The goal of the FERARI project is to build a framework that allows for efficient and timely processing of Big Data streams. This framework includes a distributed complex event processing (CEP) engine, a Query Planner that dynamically optimizes the CEP engine to the current data distribution and a distributed online learning framework. These components are tied together by a powerful, modular and elastic architecture. This architecture strictly separates the components of the FERARI framework from the underlying distributed computation system. The framework can be adapted to any Big Data streaming platform by exchanging its runtime adaption; after a careful evaluation of existing Big Data streaming platforms we found Apache’s STORM to be the best fitting platform and implemented the runtime adaption accordingly. The framework has been released as open source (available at https://bitbucket.org/sbothe-iais/ferari).

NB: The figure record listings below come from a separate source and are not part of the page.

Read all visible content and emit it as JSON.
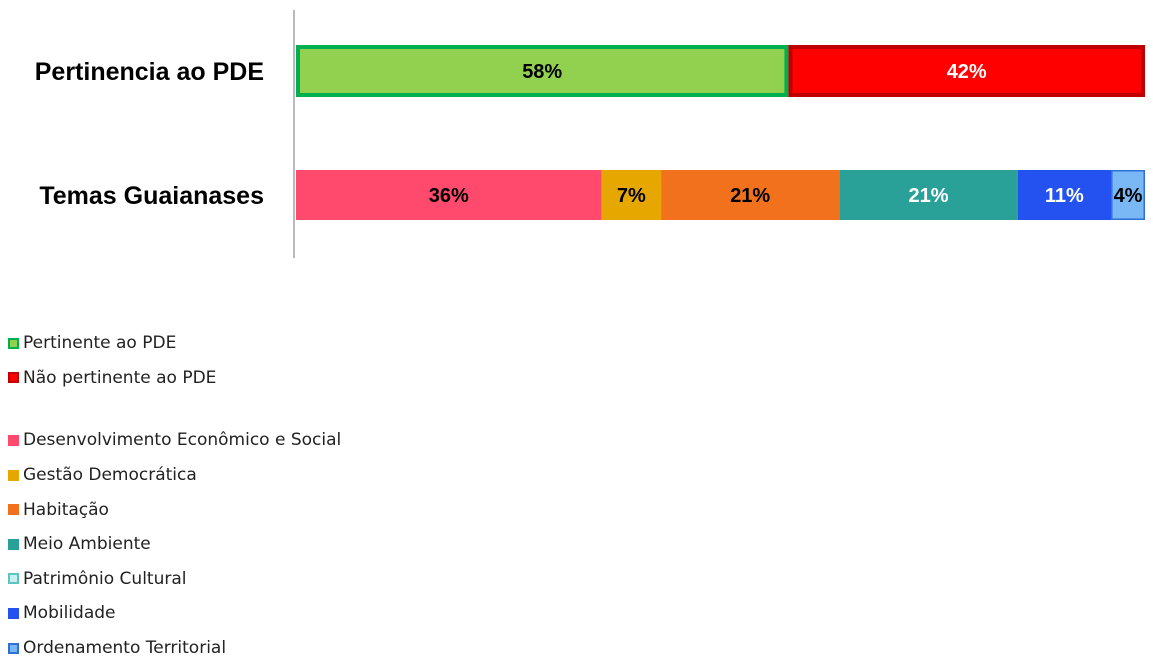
{
  "chart_data": {
    "type": "bar",
    "orientation": "horizontal",
    "stacked": "percent",
    "categories": [
      "Pertinencia ao PDE",
      "Temas Guaianases"
    ],
    "xlim": [
      0,
      100
    ],
    "grid": false,
    "legend_position": "bottom-left",
    "groups": [
      {
        "category": "Pertinencia ao PDE",
        "segments": [
          {
            "name": "Pertinente ao PDE",
            "value": 58,
            "label": "58%",
            "color": "#92d050",
            "border": "#00b050",
            "text_color": "#000000"
          },
          {
            "name": "Não pertinente ao PDE",
            "value": 42,
            "label": "42%",
            "color": "#ff0000",
            "border": "#c00000",
            "text_color": "#ffffff"
          }
        ]
      },
      {
        "category": "Temas Guaianases",
        "segments": [
          {
            "name": "Desenvolvimento Econômico e Social",
            "value": 36,
            "label": "36%",
            "color": "#ff4a6e",
            "border": "",
            "text_color": "#000000"
          },
          {
            "name": "Gestão Democrática",
            "value": 7,
            "label": "7%",
            "color": "#e6a800",
            "border": "",
            "text_color": "#000000"
          },
          {
            "name": "Habitação",
            "value": 21,
            "label": "21%",
            "color": "#f2711c",
            "border": "",
            "text_color": "#000000"
          },
          {
            "name": "Meio Ambiente",
            "value": 21,
            "label": "21%",
            "color": "#2aa198",
            "border": "",
            "text_color": "#ffffff"
          },
          {
            "name": "Mobilidade",
            "value": 11,
            "label": "11%",
            "color": "#2352f0",
            "border": "",
            "text_color": "#ffffff"
          },
          {
            "name": "Ordenamento Territorial",
            "value": 4,
            "label": "4%",
            "color": "#7ab7f5",
            "border": "#2f6fd6",
            "text_color": "#000000"
          }
        ]
      }
    ]
  },
  "legend": {
    "groups": [
      [
        {
          "label": "Pertinente ao PDE",
          "fill": "#92d050",
          "border": "#00b050"
        },
        {
          "label": "Não pertinente ao PDE",
          "fill": "#ff0000",
          "border": "#c00000"
        }
      ],
      [
        {
          "label": "Desenvolvimento Econômico e Social",
          "fill": "#ff4a6e",
          "border": "#ff4a6e"
        },
        {
          "label": "Gestão Democrática",
          "fill": "#e6a800",
          "border": "#e6a800"
        },
        {
          "label": "Habitação",
          "fill": "#f2711c",
          "border": "#f2711c"
        },
        {
          "label": "Meio Ambiente",
          "fill": "#2aa198",
          "border": "#2aa198"
        },
        {
          "label": "Patrimônio Cultural",
          "fill": "#c8f0ee",
          "border": "#5ec4bd"
        },
        {
          "label": "Mobilidade",
          "fill": "#2352f0",
          "border": "#2352f0"
        },
        {
          "label": "Ordenamento Territorial",
          "fill": "#7ab7f5",
          "border": "#2f6fd6"
        }
      ]
    ]
  }
}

The open source release of our framework allows anyone from the scientific community to people form the industry to explore and use it. Since we provide docker containers for the software, it can be easily installed on any machine, from a personal computer to a cluster or cloud system.

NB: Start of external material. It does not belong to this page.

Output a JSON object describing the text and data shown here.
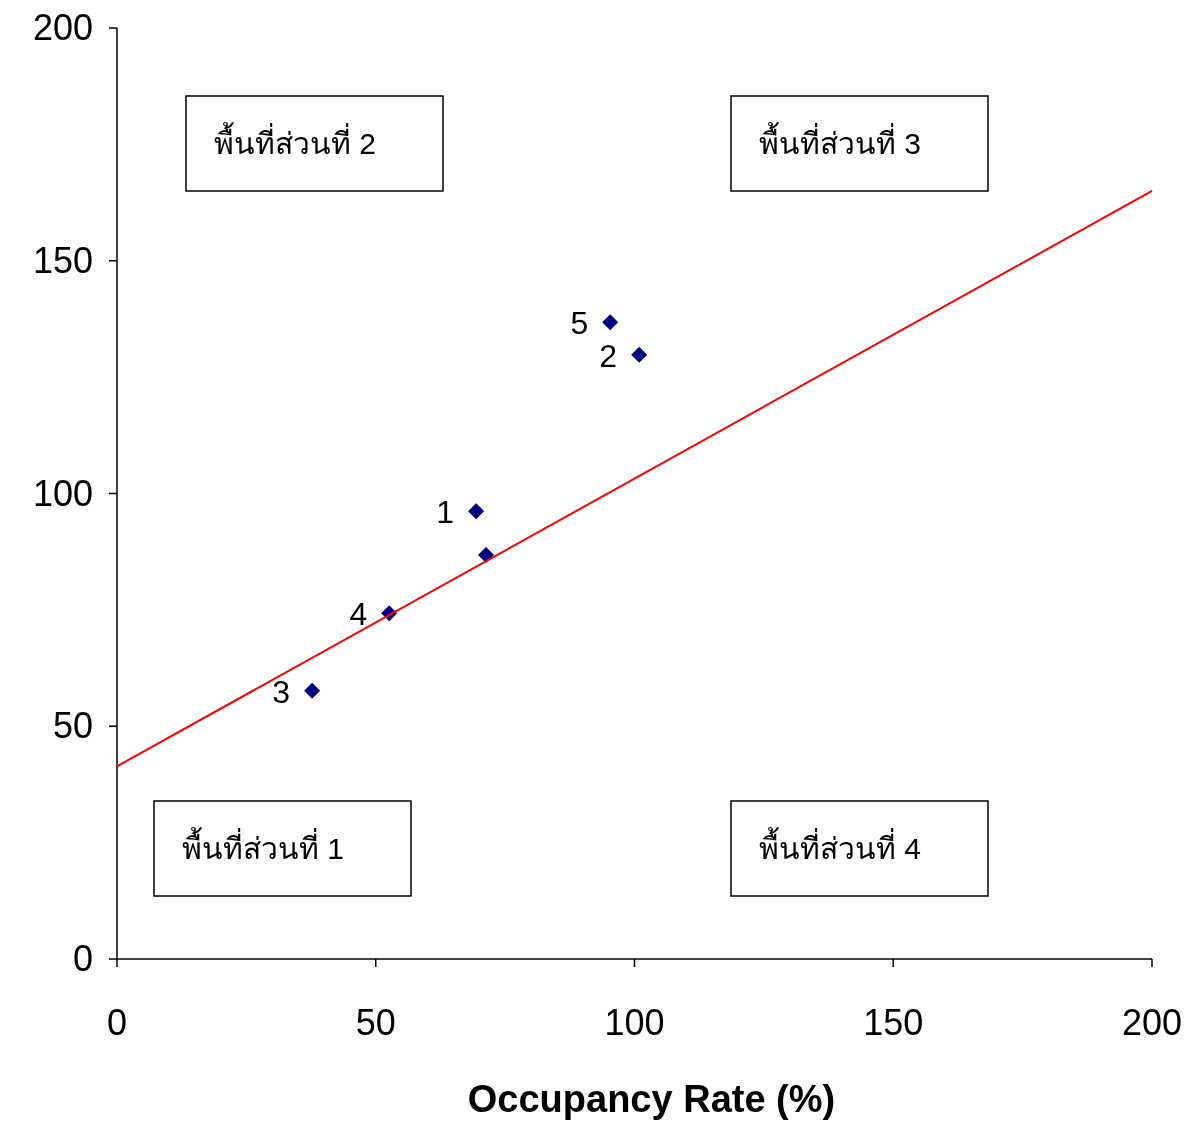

To further facilitate getting involved with the framework, we provide a guide that explains its installation and usage in simple steps, as well as a running example. The software allows users to set up high-performance, communication-efficient distributed stream processing systems by plugging together the provided building blocks – including algorithms based on the in-situ method (see 4.2.1 for a description of this method and the algorithms).

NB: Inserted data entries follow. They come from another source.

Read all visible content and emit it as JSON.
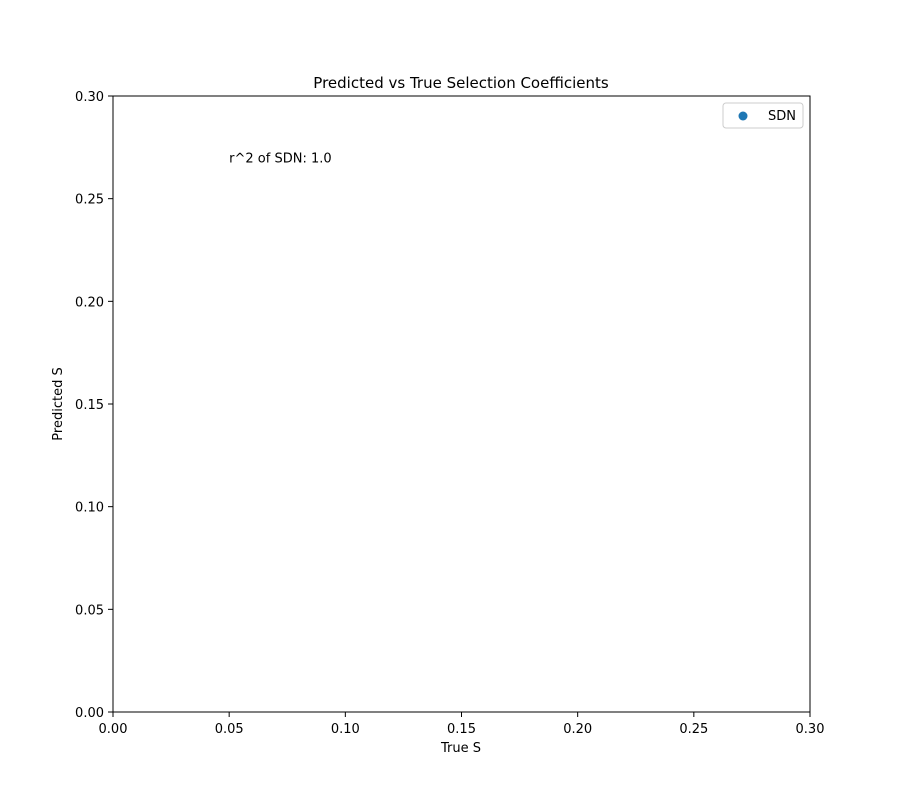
{
  "chart_data": {
    "type": "scatter",
    "title": "Predicted vs True Selection Coefficients",
    "xlabel": "True S",
    "ylabel": "Predicted S",
    "xlim": [
      0,
      0.3
    ],
    "ylim": [
      0,
      0.3
    ],
    "xticks": [
      "0.00",
      "0.05",
      "0.10",
      "0.15",
      "0.20",
      "0.25",
      "0.30"
    ],
    "yticks": [
      "0.00",
      "0.05",
      "0.10",
      "0.15",
      "0.20",
      "0.25",
      "0.30"
    ],
    "series": [
      {
        "name": "SDN",
        "color": "#1f77b4",
        "x": [],
        "y": []
      }
    ],
    "annotations": [
      {
        "text": "r^2 of SDN: 1.0",
        "x": 0.05,
        "y": 0.27
      }
    ],
    "legend": {
      "position": "top-right"
    },
    "grid": false
  }
}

The open source release also includes the distributed online learning framework, which is also implemented as a building block within the architecture. It can be used to set up large distributed machine learning systems for providing real-time services on distributed, dynamic data streams.
The employed novel communication-efficient distributed online learning algorithms are based on scientific publication at the European Conference on Machine Learning and Principles and Practice of Knowledge Discovery (ECMLPKDD) and the Annual Conference on Neural Information Processing Systems (NIPS). Currently, most machine learning on Big Data is performed on distributed batches of data. In contrast, the FERARI approach enables real-time learning on Big streaming Data. Thus, the learning framework has potential for substantial impact since it allows scaling learning applications to data volumes and velocities generated by machine-to-machine interaction (M2M) and the Internet of Things.